Kaplan's, which provides higher-education training materials and programs, breaks down the top scores as follows:

Best Scores:

  • Verbal: 163–170
  • Quantitative: 165–170
  • Writing: 5.0–6.0

Competitive Scores:

  • Verbal: 158–162
  • Quantitative: 159–164
  • Writing: 4.5

Good Scores:

  • Verbal: 150–158
  • Quantitative: 153–158
  • Writing: 4.0

Percentile Rank

The Princeton Review, a company that offers college test-preparation services, notes that in addition to your scaled score, you also need to look at your percentile rank. Princeton Review says this is more important than your scaled score. Your percentile rank indicates how your GRE scores compare to those of other test takers. 

The 50th percentile represents the average, or mean, GRE score. The mean for the quantitative section is 151.91 (or 152); for verbal, it's 150.75 (151); and for analytical writing, it's 3.61. Those are, of course, average scores. Average scores vary depending on the academic field, but applicants should score, at a minimum, in the 60th to 65th percentile. The 80th percentile is a decent score, while a score at the 90th percentile and above is excellent.

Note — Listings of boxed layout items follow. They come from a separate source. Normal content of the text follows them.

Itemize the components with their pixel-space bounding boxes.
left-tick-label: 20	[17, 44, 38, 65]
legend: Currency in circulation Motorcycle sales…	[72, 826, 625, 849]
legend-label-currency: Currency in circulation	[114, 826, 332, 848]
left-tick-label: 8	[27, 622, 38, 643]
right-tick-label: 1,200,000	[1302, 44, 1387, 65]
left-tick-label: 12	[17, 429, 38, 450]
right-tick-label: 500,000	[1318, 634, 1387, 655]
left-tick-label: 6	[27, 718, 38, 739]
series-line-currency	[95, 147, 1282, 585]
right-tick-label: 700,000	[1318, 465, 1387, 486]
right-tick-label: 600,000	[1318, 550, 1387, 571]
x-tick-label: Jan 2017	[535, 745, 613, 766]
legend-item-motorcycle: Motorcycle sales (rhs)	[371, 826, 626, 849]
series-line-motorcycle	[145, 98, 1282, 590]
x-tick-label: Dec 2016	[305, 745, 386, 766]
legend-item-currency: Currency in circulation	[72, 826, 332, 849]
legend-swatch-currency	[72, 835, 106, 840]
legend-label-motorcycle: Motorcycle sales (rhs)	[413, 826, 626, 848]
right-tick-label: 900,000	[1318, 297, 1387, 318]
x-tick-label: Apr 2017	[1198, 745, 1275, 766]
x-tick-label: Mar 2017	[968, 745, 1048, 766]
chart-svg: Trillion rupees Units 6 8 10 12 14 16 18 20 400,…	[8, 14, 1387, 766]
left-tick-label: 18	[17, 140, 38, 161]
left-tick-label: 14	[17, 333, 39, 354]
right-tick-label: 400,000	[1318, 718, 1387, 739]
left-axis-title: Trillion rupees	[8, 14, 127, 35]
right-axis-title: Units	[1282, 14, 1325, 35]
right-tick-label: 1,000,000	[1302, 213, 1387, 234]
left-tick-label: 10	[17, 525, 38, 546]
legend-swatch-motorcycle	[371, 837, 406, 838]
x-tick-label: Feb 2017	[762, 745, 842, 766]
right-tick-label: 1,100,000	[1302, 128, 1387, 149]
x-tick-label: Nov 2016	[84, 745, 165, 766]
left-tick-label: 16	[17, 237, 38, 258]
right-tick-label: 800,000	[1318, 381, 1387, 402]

The tables below indicate percentiles for each of the GRE's subtest: verbal, quantitative, and writing. Each percentile represents the percentage of test-takers who scored above and below the corresponding score. So, if you scored 161 on the GRE verbal test, you would be at the 87th percentile, which is a pretty good figure. This would mean you did better than 87 percent of the people who took the test and worse than 13 percent. If you scored a 150 on your quantitative test, you would be at the 41st percentile, meaning that you did better than 41 percent of those who took the test but worse than 59 percent.

Verbal Subtest Score

Score Percentile
170 99
169 99
168 98
167 97
166 96
165 95
164 93
163 91
162 89
161 87
160 84
159 81
158 78
157 73
156 70
155 66
154 62
153 58
152 53
151 49
150 44
149 40
148 36
147 32
146 28
145 24
144 21
143 18
142 15
141 12
140 10
139 7
138 6
137 5
136 3
135 2
134 2
133 1
132 1
131 1

Quantitative Subtest Score

Score Percentile
170 98
169 97
168 96
167 95
166 93
165 91
164 89
163 87
162 84
161 81
160 78
159 75
158 72
157 69
156 65
155 61
154 57
153 53
152 49
151 45
150 41
149 37
148 33
147 29
146 25
145 22
144 18
143 15
142 13
141 11
140 8
139 6
138 5
137 3
136 2
135 2
134 1
133 1
132 1
131 1

Analytical Writing Score

Score Percentile
6.0 99
5.5 97
5.0 93
4.5 78
4.0 54
3.5 35
3.0 14
2.5 6
2.0 2
1.5 1
1
0.5
0

Tips and Advice

Aim to learn vocabulary, sharpen your math skills and practice writing arguments. Learn test-taking strategies, take practice exams, and if you can, enroll in a GRE prep course. There are also some specific strategies you can use to raise your GRE scores:

  • Answer every question: You aren't penalized for incorrect answers on the GRE as you are on other tests, such as the SAT, so there's no harm in guessing.
  • Use the scratch paper: You will not be allowed to bring paper with you to the testing center, but you will be provided with scratch paper. Use it to help solve math problems, outline your essay, and write down formulas or vocabulary words you've memorized before the test.
  • Use a process of elimination. If you can rule out even one wrong answer, you'll be in a much better spot for guessing if it comes to that.

Additionally, try to pace yourself, spend more time on difficult questions, and don't second-guess yourself too often. Statistics suggest that your first answer choice is usually correct as long as you've prepared well for the exam and have a solid knowledge base.